Microsoft announced the acquisition late yesterday and said it expected to add advanced Voice over Internet Protocol technology to its MSN Messenger product in test form by the end of the year.


The technology, known widely as VoIP, may show up later as features in other Microsoft products, such as its Office software suite.


The acquisition boosts MSN’s efforts to compete with rivals, which are adding voice communication and other features to consumer products. Last week, Google unveiled a test version of Google Talk, an instant-messaging service that allows users to speak to each other over the Internet.


Yahoo!, Google and MSN still offer only computer-to-computer calling, as opposed to calling from an Internet-based telephone to any kind of phone.


In June, Yahoo! said it was buying Dialpad Communications and would eventually allow users to contact people over a phone.


Teleo’s software enables users to call from Internet-based phones or computers to cellphones and land-line phones. Users are given a phone number so that their computers can receive calls from phones.


Teleo charges a base rate of 2 cents a minute for outbound calls to phones in North America, Europe and Asia. There is no charge for incoming calls.


The software is closely integrated with Microsoft’s Outlook e-mail program, allowing Outlook users to place calls directly from e-mail messages or contact lists.


That “click to call” capability is something MSN was very interested in, said Brooke Richardson, a lead product manager there. Another feature MSN wanted was the ability to directly call phone numbers that show up in search results, she added.


Microsoft did not say how much it paid for Teleo, which was founded in 2003 and has a couple dozen employees. Teleo will close its offices, but a majority of employees will be hired by Microsoft full time or as consultants, Richardson said.

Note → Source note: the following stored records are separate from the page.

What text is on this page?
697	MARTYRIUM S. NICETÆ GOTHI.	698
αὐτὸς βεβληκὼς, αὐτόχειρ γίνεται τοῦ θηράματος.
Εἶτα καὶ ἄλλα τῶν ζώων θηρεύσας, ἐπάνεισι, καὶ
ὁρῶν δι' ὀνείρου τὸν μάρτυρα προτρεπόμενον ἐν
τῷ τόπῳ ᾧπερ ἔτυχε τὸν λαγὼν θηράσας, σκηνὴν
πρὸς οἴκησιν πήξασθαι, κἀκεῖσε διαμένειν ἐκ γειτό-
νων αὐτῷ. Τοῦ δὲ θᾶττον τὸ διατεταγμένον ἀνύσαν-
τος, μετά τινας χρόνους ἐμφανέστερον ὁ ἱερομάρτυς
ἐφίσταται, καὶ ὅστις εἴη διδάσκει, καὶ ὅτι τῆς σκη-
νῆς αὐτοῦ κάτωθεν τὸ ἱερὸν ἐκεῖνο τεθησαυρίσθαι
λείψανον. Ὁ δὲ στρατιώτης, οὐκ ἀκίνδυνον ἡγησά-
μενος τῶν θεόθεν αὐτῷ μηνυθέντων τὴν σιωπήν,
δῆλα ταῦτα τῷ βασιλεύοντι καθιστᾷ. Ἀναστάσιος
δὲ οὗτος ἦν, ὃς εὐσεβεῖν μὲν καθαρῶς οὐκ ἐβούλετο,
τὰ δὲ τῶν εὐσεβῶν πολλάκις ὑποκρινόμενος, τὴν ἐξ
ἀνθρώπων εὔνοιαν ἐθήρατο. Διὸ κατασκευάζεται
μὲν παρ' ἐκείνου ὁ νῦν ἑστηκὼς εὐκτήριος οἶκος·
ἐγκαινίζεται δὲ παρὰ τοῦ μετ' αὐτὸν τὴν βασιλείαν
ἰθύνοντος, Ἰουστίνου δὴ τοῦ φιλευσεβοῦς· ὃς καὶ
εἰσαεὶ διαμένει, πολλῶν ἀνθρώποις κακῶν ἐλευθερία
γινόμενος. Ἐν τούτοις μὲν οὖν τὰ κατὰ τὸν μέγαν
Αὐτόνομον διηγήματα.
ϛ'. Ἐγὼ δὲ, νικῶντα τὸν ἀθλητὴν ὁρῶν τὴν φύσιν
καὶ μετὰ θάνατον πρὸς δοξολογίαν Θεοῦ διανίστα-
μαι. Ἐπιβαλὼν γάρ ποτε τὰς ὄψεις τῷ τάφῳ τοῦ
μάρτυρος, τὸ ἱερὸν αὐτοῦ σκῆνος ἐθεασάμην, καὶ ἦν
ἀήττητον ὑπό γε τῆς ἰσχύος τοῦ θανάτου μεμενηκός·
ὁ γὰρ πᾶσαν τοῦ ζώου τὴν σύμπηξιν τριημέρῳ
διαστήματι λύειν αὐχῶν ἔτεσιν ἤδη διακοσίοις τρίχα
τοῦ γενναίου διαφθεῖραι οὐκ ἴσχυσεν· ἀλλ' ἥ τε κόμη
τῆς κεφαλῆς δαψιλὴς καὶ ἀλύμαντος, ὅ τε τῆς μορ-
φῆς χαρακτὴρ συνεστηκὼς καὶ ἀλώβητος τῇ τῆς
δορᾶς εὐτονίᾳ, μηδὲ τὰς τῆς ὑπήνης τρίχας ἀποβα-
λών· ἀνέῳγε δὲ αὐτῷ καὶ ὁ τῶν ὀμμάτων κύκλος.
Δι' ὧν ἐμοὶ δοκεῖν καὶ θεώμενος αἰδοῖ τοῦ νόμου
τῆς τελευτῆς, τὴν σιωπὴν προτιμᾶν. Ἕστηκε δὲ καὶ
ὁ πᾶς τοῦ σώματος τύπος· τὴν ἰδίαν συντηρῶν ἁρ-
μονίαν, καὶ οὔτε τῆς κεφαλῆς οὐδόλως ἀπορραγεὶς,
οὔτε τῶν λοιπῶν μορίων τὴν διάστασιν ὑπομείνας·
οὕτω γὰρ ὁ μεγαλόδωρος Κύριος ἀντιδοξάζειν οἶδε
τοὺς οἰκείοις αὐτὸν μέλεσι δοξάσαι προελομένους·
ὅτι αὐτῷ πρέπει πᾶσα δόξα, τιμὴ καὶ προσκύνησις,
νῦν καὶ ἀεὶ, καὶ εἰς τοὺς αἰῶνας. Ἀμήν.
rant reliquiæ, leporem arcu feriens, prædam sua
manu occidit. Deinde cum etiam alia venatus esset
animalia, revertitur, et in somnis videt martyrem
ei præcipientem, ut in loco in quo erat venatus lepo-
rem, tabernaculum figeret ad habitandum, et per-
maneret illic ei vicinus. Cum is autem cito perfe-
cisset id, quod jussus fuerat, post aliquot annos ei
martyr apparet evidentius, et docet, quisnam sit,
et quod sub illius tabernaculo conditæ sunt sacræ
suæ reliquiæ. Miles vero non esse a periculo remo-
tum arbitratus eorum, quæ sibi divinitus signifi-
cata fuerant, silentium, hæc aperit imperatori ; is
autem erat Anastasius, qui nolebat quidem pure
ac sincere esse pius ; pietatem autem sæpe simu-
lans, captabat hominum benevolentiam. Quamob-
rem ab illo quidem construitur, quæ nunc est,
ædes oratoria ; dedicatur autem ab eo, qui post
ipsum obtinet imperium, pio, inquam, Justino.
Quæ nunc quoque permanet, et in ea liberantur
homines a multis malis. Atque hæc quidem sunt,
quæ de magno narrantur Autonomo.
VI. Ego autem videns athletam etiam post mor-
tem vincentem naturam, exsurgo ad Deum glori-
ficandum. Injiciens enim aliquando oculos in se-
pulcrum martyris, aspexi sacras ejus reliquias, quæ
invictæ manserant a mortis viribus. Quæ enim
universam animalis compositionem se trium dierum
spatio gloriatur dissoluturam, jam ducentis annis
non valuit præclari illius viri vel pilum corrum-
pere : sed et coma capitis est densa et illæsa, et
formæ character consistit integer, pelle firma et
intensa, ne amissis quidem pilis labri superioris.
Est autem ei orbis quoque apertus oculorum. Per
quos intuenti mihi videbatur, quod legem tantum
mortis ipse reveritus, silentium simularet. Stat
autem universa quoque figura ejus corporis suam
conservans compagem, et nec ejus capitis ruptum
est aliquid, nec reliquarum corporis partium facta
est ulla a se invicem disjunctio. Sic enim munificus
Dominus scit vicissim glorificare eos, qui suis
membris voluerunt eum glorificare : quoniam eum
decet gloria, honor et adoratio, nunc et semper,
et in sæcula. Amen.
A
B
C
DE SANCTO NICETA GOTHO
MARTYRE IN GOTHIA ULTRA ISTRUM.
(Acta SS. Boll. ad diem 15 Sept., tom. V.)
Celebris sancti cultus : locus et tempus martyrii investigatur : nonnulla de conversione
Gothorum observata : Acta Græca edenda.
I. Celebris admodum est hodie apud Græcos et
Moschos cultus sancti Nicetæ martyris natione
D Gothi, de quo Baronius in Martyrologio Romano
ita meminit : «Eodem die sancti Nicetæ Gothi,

Teleo’s founder, Wendell Brown, will not make the move to Microsoft but will stay on as a consultant during the transition.


Microsoft is feeling considerable pressure from rivals rolling out a steady stream of innovations, said Bob Toomey, an analyst with Seattle-based E.K. Riley Investments. Toomey personally owns Microsoft stock, but E.K. Riley doesn’t do any investment banking for the company.


“MSN has to stay on the bleeding edge if they want to be a leader, and their goal is to be a leader in this area,” Toomey said. “They’ve got a lot of work to do.”